Darieの超~お気楽日記

音楽家Darie(濵田理恵)が日々のことを綴る、超~お気楽日記。

20年前ざます

darienonikki2006-04-16

ピナ・バウシュを観た。
正確には、ピナ・バウシュ ヴッパタール舞踏団。
ほとんどのダンス好きは、この舞踏団の長々しい正式名称ではなく、簡潔に「ピナを観た」とか言うことが多いが、通常の公演ではピナ本人はカーテンコールにしか現れない。でも今日は違う。「カフェ・ミュラー」でピナ自身が踊った。
今日、20年ぶりに生身のピナのダンスを観た。


初来日の20年前と同じ演目、同じ劇場。
20年前、私はこの劇場の2階席の隅っこでお友達から借りた双眼鏡を身じろぎもせずに覗き込んでいたのだな、と思うだけでしみじみと感慨深い。
しかも1986年のその日は、今年目出たく結成30周年を迎えた家人のバンドの録音を手伝った日でもあった。昼間コーラスを入れ、途中ピナを観に行って、またスタジオに戻って深夜まで録音。 「かーわーのーむーこーおーにーいーまー」とか「マニアだからー」とか、まだうら若き私が数人の初対面の女子達とマイクに向かい、懸命に歌っていたのだな。懐かしすぎて涙ちょちょぎれるざます。
そして20年前のその日は雨が降っていた。
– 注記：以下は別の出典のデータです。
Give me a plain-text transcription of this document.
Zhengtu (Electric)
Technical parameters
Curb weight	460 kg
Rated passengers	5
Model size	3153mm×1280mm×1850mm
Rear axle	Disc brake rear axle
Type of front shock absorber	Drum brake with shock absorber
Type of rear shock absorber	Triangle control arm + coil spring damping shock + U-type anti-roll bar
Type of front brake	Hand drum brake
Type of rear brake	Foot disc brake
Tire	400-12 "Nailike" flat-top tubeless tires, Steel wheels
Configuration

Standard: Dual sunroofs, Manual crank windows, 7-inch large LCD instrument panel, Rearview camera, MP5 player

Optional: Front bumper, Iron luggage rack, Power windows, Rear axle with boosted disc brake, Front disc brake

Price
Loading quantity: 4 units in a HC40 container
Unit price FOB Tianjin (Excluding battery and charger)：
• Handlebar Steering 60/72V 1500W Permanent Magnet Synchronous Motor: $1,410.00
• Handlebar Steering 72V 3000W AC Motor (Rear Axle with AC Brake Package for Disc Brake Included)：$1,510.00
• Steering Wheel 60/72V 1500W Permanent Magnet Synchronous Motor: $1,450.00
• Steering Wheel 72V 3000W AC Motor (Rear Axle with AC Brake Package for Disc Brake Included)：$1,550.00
今日も雨。
ここ数年は毎年ピナを観に行ってるけど、そんなわけで今日は例年よりもなんだか特別な気持ちだった。
「カフェ・ミュラー」と「春の祭典」@国立劇場


カフェ・ミュラーを観ている最中、意識がちょっと別階層に移行した感じになって、なんとも形容しがたい状態で観ていた。照明がぎりぎりまで暗くなる場面があって、まばたきすると、闇の中で雪のような灰のようなものがものすごくゆっくり降っているかのように見えたんだけど、これは具体的な視覚とは違うのだなとぼんやり思いながら見てた。今見ているものと私の頭の中のものが渾然一体となっているのだなぁ、、、とぼんやり認識していた。
最後に照明がバッと消えて真っ暗になった瞬間、一気にコチラ側に引き戻された。


今日のワタシ、今のワタシ、、、で出会うべくして出会った、今日のピナ・バウシュ
なのよね。おもちろい。


画像は20年前の公演のパンフレット。